A marcha do raciocínio encaixa Marx no presente. Se o capital se multiplica pela rotação, convém reduzir ao mínimo os intervalos entre produção, circulação e realização. “Quanto mais esse tempo tende a zero… tanto mais rápida a rotação do capital e maior a massa anual de mais-valor”, recorda Dantas. “Hoje vivemos em um tempo tendendo ao limite de zero — sobretudo nas etapas digitalizadas proporcionadas pela internet.” A informação, que antes acompanhava a mercadoria em seu percurso, agora se antecipa a ela — constrói desejos antes mesmo do produto existir. É esse encurtamento radical que redefine a economia: distâncias se dissolvem e decisões se precipitam em ritmo acelerado.

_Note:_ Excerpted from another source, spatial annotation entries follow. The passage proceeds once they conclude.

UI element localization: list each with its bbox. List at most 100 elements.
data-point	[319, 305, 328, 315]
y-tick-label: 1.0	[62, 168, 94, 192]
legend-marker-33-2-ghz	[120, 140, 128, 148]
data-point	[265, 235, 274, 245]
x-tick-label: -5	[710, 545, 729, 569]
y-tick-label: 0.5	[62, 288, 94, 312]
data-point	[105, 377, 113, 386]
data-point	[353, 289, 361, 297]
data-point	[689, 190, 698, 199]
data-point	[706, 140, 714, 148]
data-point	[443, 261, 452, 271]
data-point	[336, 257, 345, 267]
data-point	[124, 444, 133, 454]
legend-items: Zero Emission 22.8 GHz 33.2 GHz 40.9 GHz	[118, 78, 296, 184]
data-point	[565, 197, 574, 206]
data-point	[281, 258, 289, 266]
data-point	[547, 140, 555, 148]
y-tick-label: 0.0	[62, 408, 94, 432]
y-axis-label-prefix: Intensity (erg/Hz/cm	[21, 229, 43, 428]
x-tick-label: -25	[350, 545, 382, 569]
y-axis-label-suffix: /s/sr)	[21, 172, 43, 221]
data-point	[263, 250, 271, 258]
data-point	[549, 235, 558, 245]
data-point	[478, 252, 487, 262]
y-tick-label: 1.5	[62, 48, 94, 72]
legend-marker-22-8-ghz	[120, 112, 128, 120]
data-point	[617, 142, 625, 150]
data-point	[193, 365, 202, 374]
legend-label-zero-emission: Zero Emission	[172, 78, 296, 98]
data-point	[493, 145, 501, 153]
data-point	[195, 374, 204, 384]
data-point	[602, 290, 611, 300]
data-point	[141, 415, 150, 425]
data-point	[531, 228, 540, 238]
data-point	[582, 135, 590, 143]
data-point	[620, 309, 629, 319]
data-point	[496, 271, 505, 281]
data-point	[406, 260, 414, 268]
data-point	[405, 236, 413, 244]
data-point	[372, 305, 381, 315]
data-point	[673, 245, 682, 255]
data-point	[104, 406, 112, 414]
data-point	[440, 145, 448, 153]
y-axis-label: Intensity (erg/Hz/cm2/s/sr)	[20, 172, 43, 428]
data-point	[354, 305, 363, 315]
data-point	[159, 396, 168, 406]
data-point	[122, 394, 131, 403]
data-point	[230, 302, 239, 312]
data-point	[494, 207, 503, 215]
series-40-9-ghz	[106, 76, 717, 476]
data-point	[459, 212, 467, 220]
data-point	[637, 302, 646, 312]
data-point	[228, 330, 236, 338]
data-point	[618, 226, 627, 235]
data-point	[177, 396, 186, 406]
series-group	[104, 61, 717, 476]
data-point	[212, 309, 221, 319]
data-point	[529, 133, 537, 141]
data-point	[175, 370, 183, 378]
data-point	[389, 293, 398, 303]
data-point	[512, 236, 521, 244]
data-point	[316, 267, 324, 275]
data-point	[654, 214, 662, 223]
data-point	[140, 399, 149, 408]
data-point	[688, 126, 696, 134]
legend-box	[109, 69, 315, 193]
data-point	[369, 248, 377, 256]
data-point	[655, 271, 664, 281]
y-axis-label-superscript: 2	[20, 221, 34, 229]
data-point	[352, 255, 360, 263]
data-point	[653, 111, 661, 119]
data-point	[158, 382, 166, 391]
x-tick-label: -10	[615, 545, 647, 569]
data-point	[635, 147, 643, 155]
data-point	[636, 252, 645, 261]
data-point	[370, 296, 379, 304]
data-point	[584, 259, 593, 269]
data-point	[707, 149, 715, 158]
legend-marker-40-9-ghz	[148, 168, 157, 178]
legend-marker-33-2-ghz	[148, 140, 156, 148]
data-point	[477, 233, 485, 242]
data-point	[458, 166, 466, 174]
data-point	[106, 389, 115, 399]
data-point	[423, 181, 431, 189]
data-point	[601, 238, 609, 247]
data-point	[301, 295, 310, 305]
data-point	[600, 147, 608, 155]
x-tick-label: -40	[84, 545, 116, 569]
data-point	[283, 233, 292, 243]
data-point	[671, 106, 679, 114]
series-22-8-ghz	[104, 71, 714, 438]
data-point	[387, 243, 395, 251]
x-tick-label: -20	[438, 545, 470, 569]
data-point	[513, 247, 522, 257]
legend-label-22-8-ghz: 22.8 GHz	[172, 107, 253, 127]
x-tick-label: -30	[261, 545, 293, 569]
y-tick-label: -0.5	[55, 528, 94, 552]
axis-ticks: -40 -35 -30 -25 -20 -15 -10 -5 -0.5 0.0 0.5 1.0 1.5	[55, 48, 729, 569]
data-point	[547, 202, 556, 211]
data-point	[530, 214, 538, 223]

Para entender quem manda nesse jogo, Dantas aciona a ideia de corporações-rede: empresas cuja inteligência (P&D, marketing, design) pulsa em um núcleo e cuja produção se espalha em cadeias globais, enquanto a marca, por cima de tudo, organiza pertencimentos e preferências. O que se vende, repete ele, é o nome. O consumo, cada vez mais apoiado em signos e estilos de vida, transforma a diferença estética em valor.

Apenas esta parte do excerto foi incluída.